Satuan Tugas (Satgas) Haji dan Umrah Kepolisian Negara Republik Indonesia (Polri) menunjukkan taringnya dalam memberantas kejahatan di sektor ibadah suci. Internationalmedia.co.id – News melaporkan, penindakan tegas selama musim Haji 2026 ini telah menjerat 32 individu sebagai tersangka, dengan total kerugian fantastis mencapai Rp 116 miliar yang menimpa ribuan calon jemaah haji dan umrah.
Brigjen Mohammad Irhamni, Kepala Sub Satgas Penegakan Hukum (Gakkum) Satgas Haji dan Umrah Polri, menjelaskan bahwa operasi penegakan hukum ini melibatkan sinergi dari tingkat Bareskrim Polri hingga seluruh jajaran Kepolisian Daerah (Polda). Tujuannya jelas, untuk memberikan efek jera kepada para pelaku sekaligus memastikan keadilan bagi ribuan jemaah yang telah menjadi korban penipuan. "Penegakan hukum dilakukan dengan sinergi dan kolaborasi dengan jajaran kepolisian di level daerah," ujarnya dalam keterangan resmi, Selasa (7/7/2026).

Secara keseluruhan, Satgas Haji dan Umrah telah menangani 64 perkara, yang terdiri dari 34 Laporan Polisi (LP) dan 30 Laporan Informasi (LI). Data menunjukkan, sebanyak 3.550 orang menjadi korban dengan total kerugian mencapai Rp 116.701.700.000. Irhamni memaparkan beberapa pengungkapan kasus menonjol di berbagai wilayah.
Di wilayah hukum Polda Metro Jaya, empat Laporan Polisi telah ditangani, mengungkap kerugian fantastis sebesar Rp 95 miliar yang menimpa sekitar 3.000 jemaah. Dalam kasus ini, satu orang telah ditetapkan sebagai tersangka.

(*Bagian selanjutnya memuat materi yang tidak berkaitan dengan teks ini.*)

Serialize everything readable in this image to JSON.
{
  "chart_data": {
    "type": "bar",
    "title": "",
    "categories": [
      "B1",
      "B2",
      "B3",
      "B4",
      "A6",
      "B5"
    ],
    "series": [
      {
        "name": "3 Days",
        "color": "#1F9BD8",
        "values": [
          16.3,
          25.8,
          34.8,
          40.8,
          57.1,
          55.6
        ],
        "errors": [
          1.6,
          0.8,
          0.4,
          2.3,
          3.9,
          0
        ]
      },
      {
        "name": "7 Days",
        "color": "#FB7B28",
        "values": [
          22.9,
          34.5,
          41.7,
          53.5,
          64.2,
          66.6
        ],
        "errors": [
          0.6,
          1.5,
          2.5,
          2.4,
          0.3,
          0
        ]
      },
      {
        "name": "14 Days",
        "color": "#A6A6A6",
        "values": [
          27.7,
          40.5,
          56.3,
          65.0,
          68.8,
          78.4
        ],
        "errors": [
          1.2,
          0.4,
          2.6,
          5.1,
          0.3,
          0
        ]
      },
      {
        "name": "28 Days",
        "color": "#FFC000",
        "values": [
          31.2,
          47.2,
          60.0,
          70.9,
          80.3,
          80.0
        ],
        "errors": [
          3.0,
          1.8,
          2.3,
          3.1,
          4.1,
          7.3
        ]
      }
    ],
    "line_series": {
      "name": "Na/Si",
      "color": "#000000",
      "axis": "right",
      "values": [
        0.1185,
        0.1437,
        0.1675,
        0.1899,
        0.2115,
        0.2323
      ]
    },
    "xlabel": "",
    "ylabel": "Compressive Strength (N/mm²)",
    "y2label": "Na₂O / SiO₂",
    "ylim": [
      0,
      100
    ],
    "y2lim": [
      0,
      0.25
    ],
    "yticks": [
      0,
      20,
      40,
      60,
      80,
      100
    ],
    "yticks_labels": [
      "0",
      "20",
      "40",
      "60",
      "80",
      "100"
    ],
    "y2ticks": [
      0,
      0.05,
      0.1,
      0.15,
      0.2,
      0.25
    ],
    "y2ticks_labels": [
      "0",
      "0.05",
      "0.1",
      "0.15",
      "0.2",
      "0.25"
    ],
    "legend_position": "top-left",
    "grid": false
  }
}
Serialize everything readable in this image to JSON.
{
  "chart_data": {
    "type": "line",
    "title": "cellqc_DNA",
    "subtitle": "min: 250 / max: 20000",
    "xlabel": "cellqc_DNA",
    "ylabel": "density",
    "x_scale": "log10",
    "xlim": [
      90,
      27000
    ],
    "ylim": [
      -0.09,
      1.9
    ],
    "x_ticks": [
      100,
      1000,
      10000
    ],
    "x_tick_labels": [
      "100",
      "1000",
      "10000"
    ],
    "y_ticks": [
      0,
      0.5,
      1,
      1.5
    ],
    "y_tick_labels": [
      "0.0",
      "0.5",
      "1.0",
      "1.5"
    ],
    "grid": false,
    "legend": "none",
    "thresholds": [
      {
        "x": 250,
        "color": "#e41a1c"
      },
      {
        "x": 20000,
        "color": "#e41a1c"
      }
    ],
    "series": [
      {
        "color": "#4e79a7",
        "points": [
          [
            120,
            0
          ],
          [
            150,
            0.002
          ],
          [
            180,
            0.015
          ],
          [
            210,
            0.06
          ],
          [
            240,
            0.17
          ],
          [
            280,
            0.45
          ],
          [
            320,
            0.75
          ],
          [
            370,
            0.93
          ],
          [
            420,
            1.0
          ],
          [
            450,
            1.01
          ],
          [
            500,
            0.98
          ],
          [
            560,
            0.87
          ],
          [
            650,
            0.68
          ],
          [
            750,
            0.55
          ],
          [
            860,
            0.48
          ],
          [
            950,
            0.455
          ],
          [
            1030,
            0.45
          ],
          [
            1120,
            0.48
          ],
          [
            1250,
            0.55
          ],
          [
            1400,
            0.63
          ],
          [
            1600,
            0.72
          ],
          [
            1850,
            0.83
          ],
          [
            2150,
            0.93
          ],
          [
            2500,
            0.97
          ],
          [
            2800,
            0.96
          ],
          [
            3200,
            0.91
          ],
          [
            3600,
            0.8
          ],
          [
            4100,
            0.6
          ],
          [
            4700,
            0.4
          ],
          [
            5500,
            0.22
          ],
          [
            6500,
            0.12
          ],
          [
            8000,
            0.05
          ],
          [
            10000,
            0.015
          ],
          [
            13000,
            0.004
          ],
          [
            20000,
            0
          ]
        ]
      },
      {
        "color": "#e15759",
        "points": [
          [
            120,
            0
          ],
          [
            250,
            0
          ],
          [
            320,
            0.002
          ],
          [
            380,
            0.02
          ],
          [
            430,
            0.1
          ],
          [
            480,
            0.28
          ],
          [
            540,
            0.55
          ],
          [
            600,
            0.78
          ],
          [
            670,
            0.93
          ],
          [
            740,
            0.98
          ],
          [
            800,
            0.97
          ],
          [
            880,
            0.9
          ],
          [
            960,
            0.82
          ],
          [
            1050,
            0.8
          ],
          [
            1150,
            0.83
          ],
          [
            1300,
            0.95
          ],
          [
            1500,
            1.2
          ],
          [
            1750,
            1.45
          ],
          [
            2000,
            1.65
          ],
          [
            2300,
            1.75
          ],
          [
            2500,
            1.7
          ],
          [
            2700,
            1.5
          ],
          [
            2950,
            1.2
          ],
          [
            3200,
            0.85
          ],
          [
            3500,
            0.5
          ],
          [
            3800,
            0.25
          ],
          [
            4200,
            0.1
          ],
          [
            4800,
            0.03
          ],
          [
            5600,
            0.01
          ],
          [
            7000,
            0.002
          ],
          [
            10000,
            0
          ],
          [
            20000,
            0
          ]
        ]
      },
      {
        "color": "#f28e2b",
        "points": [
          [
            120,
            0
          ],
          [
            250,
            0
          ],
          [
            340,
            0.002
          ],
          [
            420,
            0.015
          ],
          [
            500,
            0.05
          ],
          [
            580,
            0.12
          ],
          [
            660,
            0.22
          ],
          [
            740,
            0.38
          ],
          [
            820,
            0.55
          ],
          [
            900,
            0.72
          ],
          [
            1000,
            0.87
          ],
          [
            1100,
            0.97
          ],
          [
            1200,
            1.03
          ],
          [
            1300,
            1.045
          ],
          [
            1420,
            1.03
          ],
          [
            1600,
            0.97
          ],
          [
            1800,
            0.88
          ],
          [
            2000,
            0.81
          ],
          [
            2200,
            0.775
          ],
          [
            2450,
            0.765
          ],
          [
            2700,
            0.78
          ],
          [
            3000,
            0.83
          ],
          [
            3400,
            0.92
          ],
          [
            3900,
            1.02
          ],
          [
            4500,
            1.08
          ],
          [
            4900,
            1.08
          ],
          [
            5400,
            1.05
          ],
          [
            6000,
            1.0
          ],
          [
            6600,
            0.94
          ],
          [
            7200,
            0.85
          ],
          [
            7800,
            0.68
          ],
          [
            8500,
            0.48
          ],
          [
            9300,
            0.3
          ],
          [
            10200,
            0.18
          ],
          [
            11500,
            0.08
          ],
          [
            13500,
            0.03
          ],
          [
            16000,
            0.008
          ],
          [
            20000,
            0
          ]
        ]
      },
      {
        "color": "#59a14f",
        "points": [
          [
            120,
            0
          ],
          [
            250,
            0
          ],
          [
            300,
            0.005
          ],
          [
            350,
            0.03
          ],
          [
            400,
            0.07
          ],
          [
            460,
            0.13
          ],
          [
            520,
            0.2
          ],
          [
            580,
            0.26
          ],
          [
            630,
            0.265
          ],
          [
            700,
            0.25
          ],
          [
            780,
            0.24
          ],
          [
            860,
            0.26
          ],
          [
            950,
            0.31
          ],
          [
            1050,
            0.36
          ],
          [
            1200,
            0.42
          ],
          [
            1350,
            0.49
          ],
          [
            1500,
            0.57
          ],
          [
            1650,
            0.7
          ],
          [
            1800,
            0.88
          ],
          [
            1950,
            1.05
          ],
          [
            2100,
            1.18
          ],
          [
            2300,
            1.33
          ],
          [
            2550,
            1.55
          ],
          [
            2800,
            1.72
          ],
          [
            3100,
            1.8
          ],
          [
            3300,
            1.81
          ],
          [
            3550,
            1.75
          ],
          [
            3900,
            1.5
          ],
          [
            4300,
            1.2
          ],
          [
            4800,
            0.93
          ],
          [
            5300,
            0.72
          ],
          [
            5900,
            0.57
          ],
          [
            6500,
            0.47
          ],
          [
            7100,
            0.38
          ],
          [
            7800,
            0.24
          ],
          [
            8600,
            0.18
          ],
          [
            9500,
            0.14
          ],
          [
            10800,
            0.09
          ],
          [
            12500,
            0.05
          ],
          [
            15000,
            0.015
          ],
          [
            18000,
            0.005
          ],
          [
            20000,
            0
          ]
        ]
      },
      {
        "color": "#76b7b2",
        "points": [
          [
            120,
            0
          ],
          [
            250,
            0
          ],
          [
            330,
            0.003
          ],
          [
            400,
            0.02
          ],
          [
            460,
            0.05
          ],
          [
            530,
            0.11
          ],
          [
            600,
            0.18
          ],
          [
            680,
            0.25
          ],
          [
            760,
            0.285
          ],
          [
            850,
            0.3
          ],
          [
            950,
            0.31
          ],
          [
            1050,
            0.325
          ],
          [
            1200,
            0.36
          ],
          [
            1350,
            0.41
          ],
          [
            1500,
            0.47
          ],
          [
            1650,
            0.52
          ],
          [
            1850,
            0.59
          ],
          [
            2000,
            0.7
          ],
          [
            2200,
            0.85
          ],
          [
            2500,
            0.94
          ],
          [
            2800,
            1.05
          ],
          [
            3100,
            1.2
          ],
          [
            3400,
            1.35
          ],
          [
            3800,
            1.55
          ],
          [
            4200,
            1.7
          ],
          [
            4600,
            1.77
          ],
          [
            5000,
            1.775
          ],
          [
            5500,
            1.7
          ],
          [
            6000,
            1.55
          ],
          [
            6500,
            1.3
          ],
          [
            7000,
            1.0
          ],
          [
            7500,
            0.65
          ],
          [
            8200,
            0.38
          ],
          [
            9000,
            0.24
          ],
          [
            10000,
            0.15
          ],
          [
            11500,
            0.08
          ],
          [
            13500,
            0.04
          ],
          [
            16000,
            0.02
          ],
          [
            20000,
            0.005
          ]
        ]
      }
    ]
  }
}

Tidak hanya di ibu kota, penindakan serupa juga menunjukkan hasil signifikan di daerah lain. Polda Jawa Timur berhasil mengidentifikasi 13 tersangka dari 145 korban, dengan total kerugian mencapai Rp 9,5 miliar. Sementara itu, Polda Sulawesi Tenggara menetapkan tiga tersangka yang bertanggung jawab atas kerugian sekitar Rp 8,8 miliar dari 282 korban.
Brigjen Irhamni menegaskan komitmen Polri untuk terus memerangi segala bentuk pelanggaran di sektor haji dan umrah. Hal ini demi menjamin ketenangan dan keamanan masyarakat dalam menunaikan ibadah. Ia juga mengimbau masyarakat agar selalu waspada dan tidak mudah tergoda oleh promosi biaya haji atau umrah yang terlalu murah dan tidak masuk akal dari pihak-pihak yang tidak bertanggung jawab.
Atas dedikasi dan keberhasilan ini, Polri menerima penghargaan dari Kementerian Agama (Kemenag) RI. Penghargaan diserahkan dalam Rapat Kerja Nasional (Rakernas) Evaluasi di Asrama Haji Jakarta Timur, Sabtu (4/7). Apresiasi ini diberikan sebagai pengakuan atas peran aktif Polri dalam pengamanan, perlindungan jemaah, serta penegakan hukum yang krusial untuk memastikan penyelenggaraan haji berjalan tertib dan sesuai regulasi.